The Hong Kong Monetary Authority (HKMA) has initiated an e-HKD retail Central Bank Digital Currency (CBDC) pilot scheme.
The scheme will see 16 firms from the financial, payments, and technology sectors participating in the first round of trials this year. HKMA’s e-HKD pilot will explore six potential use cases, including full-fledged payments, programmable payments, offline payments, tokenised deposits, settlement of Web3 transactions, and settlement of tokenised assets.
While the decision on a retail CBDC is yet to be finalised, HKMA chief executive Eddie Yue noted that the e-HKD pilot provides an excellent opportunity for HKMA to join forces with the industry in probing innovative use cases and enhancing preparedness for a potential e-HKD.

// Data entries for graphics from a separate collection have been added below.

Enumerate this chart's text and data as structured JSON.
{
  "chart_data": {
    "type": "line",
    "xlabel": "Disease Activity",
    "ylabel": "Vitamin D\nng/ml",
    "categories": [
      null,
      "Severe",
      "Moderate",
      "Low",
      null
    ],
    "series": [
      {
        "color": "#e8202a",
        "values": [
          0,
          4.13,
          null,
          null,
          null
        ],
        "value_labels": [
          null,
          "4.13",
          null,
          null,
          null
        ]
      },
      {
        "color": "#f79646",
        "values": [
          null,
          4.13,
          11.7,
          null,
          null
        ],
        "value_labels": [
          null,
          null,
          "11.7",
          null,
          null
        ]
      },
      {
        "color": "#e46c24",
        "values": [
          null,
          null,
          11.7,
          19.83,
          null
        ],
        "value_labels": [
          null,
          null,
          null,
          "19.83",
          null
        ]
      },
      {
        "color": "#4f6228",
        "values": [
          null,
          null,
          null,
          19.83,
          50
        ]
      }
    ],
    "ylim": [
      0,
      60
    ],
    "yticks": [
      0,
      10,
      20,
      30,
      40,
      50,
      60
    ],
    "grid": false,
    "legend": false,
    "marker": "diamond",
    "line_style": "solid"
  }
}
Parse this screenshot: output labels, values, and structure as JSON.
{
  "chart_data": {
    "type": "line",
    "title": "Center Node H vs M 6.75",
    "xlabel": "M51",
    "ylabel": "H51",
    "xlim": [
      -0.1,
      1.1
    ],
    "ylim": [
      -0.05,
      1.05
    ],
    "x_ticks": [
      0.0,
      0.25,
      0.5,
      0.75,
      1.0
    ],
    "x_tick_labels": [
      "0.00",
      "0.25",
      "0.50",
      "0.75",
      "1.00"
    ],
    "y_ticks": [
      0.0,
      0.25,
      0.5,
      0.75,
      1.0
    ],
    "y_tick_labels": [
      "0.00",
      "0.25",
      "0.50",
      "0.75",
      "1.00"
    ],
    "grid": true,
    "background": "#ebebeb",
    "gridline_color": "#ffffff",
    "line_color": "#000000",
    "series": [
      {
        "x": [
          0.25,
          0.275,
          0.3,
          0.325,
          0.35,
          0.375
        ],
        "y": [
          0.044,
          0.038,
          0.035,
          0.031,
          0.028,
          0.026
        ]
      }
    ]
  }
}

The e-HKD pilot forms a significant part of Rail 2, which falls under HKMA’s three-rail strategy for the possible deployment of a retail CBDC. Each pilot’s outcomes and insights will further enhance HKMA’s perspective and hone its approach towards the possible implementation of e-HKD.
HKMA also intends to create a CBDC Expert Group, bringing together academics from local universities, to facilitate collaboration between government, industry, and academia.
HKMA chief executive Eddie Yue said, “the e-HKD pilot serves as a tremendous opportunity for the HKMA to collaborate with the industry in exploring innovative use cases and maximising our readiness for a potential e-HKD”.
Recently, the Digital Currency Monetary Authority (DCMA) launched its CBDC which it claims it strengthens the monetary sovereignty of participating central banks.